Books

Is God a Vegetarian? by Richard Alan Young

By Richard Alan Young, Is God a Vegetarian. (Open Court, 187 pp.)

The pastor of my church was surprised when I suggested that Adam and Eve were vegetarians. I was even more surprised by his insistence that I was wrong. Why do so few Christians--including clergy--know what the Bible has to say about animals? Why is the Bible's vision of an original and eventual vegetarian world seldom encountered in the church? Meat predominates at church potlucks. And even atheists believe, so goes the joke, that God gave us the right to eat meat.

Richard Alan Young, a professor of New Testament at Temple Baptist Seminary, has written an accessible and comprehensive book on vegetarianism. Without making outlandish claims, he sorts through the Bible's many references to animals and diet in order to articulate Christian vision of food. He takes as his principle a twist on an old saying: the unexamined meal is not worth eating.

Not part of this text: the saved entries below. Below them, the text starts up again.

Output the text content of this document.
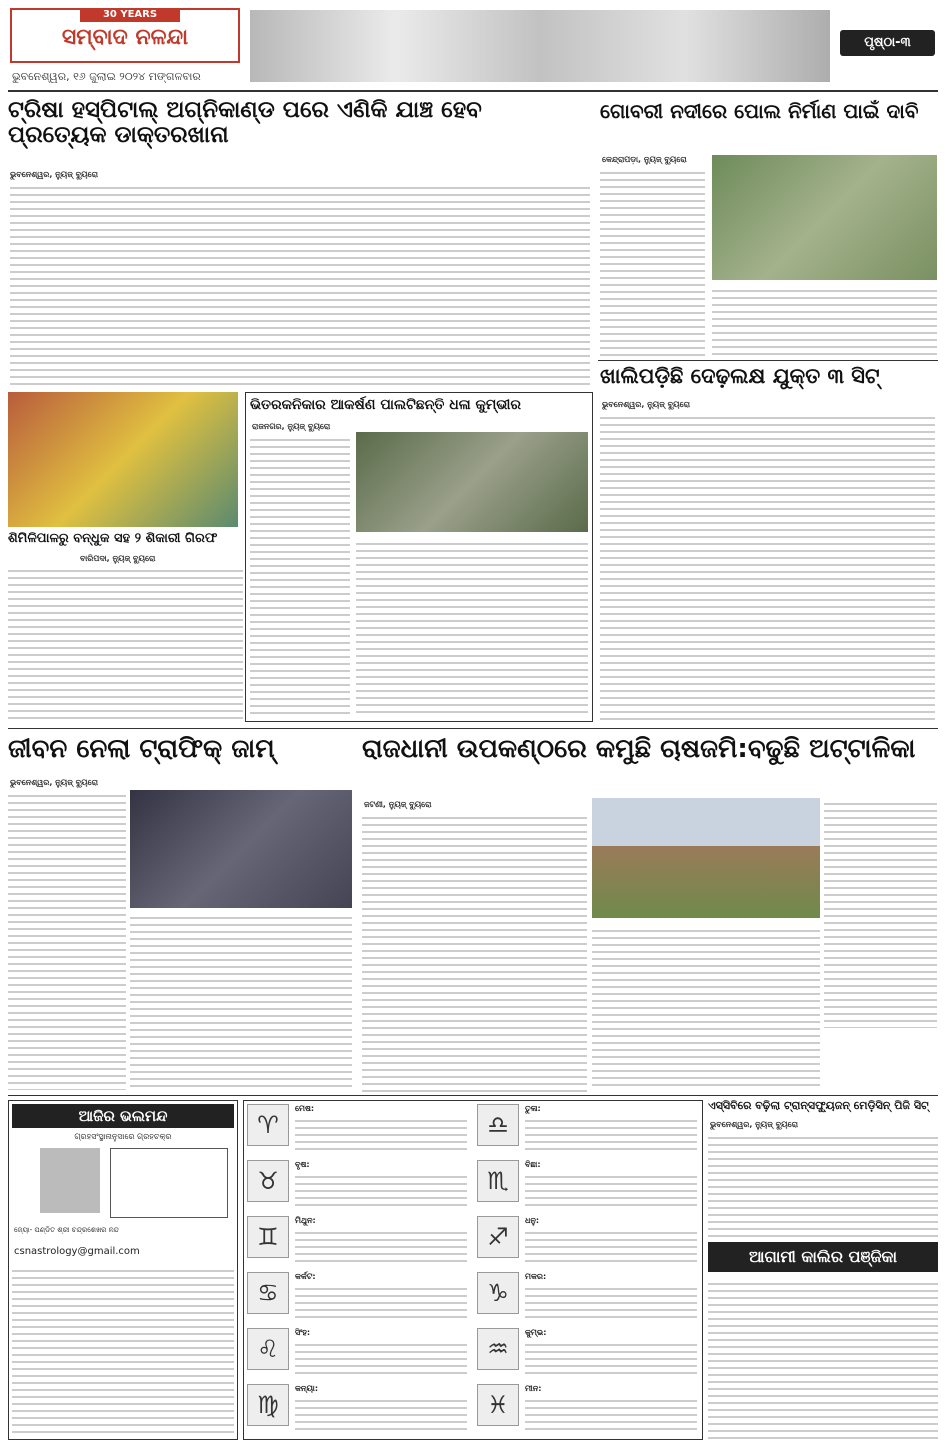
30 YEARS
ସମ୍ବାଦ ନଳନ୍ଦା
ଭୁବନେଶ୍ୱର, ୧୬ ଜୁଲାଇ ୨୦୨୪ ମଙ୍ଗଳବାର
ପୃଷ୍ଠା-୩
ଟ୍ରିଷା ହସ୍ପିଟାଲ୍ ଅଗ୍ନିକାଣ୍ଡ ପରେ ଏଣିକି ଯାଞ୍ଚ ହେବ ପ୍ରତ୍ୟେକ ଡାକ୍ତରଖାନା
ଭୁବନେଶ୍ୱର, ନ୍ୟୁଜ୍ ବ୍ୟୁରୋ
ଗୋବରୀ ନଦୀରେ ପୋଲ ନିର୍ମାଣ ପାଇଁ ଦାବି
କେନ୍ଦ୍ରାପଡ଼ା, ନ୍ୟୁଜ୍ ବ୍ୟୁରୋ
ଖାଲିପଡ଼ିଛି ଦେଢ଼ଲକ୍ଷ ଯୁକ୍ତ ୩ ସିଟ୍
ଭୁବନେଶ୍ୱର, ନ୍ୟୁଜ୍ ବ୍ୟୁରୋ
ଶିମିଳିପାଳରୁ ବନ୍ଧୁକ ସହ ୨ ଶିକାରୀ ଗିରଫ
ବାରିପଦା, ନ୍ୟୁଜ୍ ବ୍ୟୁରୋ
ଭିତରକନିକାର ଆକର୍ଷଣ ପାଲଟିଛନ୍ତି ଧଳା କୁମ୍ଭୀର
ରାଜନଗର, ନ୍ୟୁଜ୍ ବ୍ୟୁରୋ
ଜୀବନ ନେଲା ଟ୍ରାଫିକ୍ ଜାମ୍
ଭୁବନେଶ୍ୱର, ନ୍ୟୁଜ୍ ବ୍ୟୁରୋ
ରାଜଧାନୀ ଉପକଣ୍ଠରେ କମୁଛି ଚାଷଜମି:ବଢୁଛି ଅଟ୍ଟାଳିକା
ଜଟଣୀ, ନ୍ୟୁଜ୍ ବ୍ୟୁରୋ
ଆଜିର ଭଲମନ୍ଦ
ଗ୍ରହସଂସ୍ଥାନାନୁସାରେ ଗ୍ରହଚକ୍ର
ଜ୍ୟୋ- ପଣ୍ଡିତ ଶ୍ରୀ ଚନ୍ଦ୍ରଶେଖର ନନ୍ଦ
csnastrology@gmail.com
♈
ମେଷ:
♉
ବୃଷ:
♊
ମିଥୁନ:
♋
କର୍କଟ:
♌
ସିଂହ:
♍
କନ୍ୟା:
♎
ତୁଳା:
♏
ବିଛା:
♐
ଧନୁ:
♑
ମକର:
♒
କୁମ୍ଭ:
♓
ମୀନ:
ଏସ୍‌ସିବିରେ ବଢ଼ିଲା ଟ୍ରାନ୍ସଫ୍ୟୁଜନ୍ ମେଡ଼ିସିନ୍ ପିଜି ସିଟ୍
ଭୁବନେଶ୍ୱର, ନ୍ୟୁଜ୍ ବ୍ୟୁରୋ
ଆଗାମୀ କାଲିର ପଞ୍ଜିକା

The biblical story begins and ends with a noncarnivorous creation, but in between, God explicitly permits meat eating after the flood, Jesus eats fish, and Paul seems to condemn vegetarianism (1 Tim. 4:13). Can one come to a consistent theological position on this issue? Certainly, no Christian theologian can argue that the Bible condemns meat eating altogether. However, a good case can be made that vegetarianism is a valid and valuable way of anticipating the kingdom of God by practicing what God most intends for the world.

It is much easier to persuade people that vegetarianism is valuable than it is to empower them to change their lives. Young includes some recipes to help with that process. Nevertheless, although I agree with Young's reading of the Bible, I also think that the Bible is realistic about most people's ability to change their diet. While the Israelites ate manna, they continued to long for the fleshpots of Egypt. Dramatic change in our diet will come only when the church begins to take eschatology seriously and people come to see that vegetarianism is not a fad but the evidence of a total transformation--a conversion away from the values of this world and toward the world as God originally created it and will one day create it anew.